El cambio llegó cuando Gabriel ingresó al Colegio Bilingüe Monterrosales Homeschool, un modelo educativo más flexible que le permitió avanzar a su propio ritmo con contenidos adaptados. Las primeras evaluaciones psicométricas le habían otorgado un IQ de 126, pero al estar en un entorno personalizado y complementar su formación en la Casa de la Cultura de Calarcá, una nueva prueba elevó su resultado a 138. Este aumento refleja el impacto real de una educación pensada para las necesidades individuales del estudiante.

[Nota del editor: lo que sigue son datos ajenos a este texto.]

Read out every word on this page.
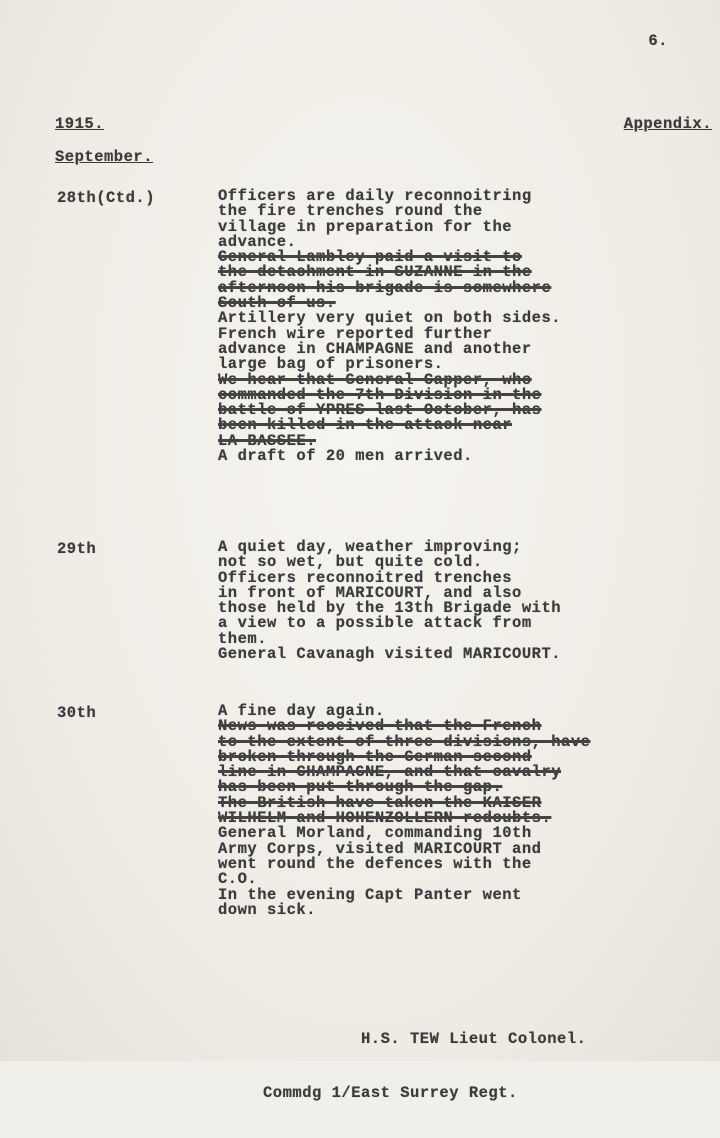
6.
1915.	Appendix.
September.
28th(Ctd.)	Officers are daily reconnoitring
the fire trenches round the
village in preparation for the
advance.
General Lambley paid a visit to
the detachment in SUZANNE in the
afternoon his brigade is somewhere
South of us.
Artillery very quiet on both sides.
French wire reported further
advance in CHAMPAGNE and another
large bag of prisoners.
We hear that General Capper, who
commanded the 7th Division in the
battle of YPRES last October, has
been killed in the attack near
LA BASSEE.
A draft of 20 men arrived.
29th	A quiet day, weather improving;
not so wet, but quite cold.
Officers reconnoitred trenches
in front of MARICOURT, and also
those held by the 13th Brigade with
a view to a possible attack from
them.
General Cavanagh visited MARICOURT.
30th	A fine day again.
News was received that the French
to the extent of three divisions, have
broken through the German second
line in CHAMPAGNE, and that cavalry
has been put through the gap.
The British have taken the KAISER
WILHELM and HOHENZOLLERN redoubts.
General Morland, commanding 10th
Army Corps, visited MARICOURT and
went round the defences with the
C.O.
In the evening Capt Panter went
down sick.

H.S. TEW Lieut Colonel.

Commdg 1/East Surrey Regt.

Gabriel tiene metas claras hacia el futuro. Aspira a ser ingeniero de sonido, productor musical y docente con el propósito de preservar la música tradicional colombiana. "Quiero ser profesor de música para enseñarle a otras personas esa música que se perdió porque ya hay otros ritmos", afirmó según la reportería original. Además de iniciar bachillerato, próximamente ingresará al Instituto de Bellas Artes de la Universidad del Quindío para fortalecer su formación musical.
El caso de Gabriel es relevante para el sistema educativo colombiano. Ilustra cómo reconocer las diferencias individuales en los estudiantes y ofrecer acompañamiento adecuado no es lujo, sino necesidad. Cuando se adaptan los procesos educativos a las capacidades reales de cada niño, el talento florece de maneras inesperadas.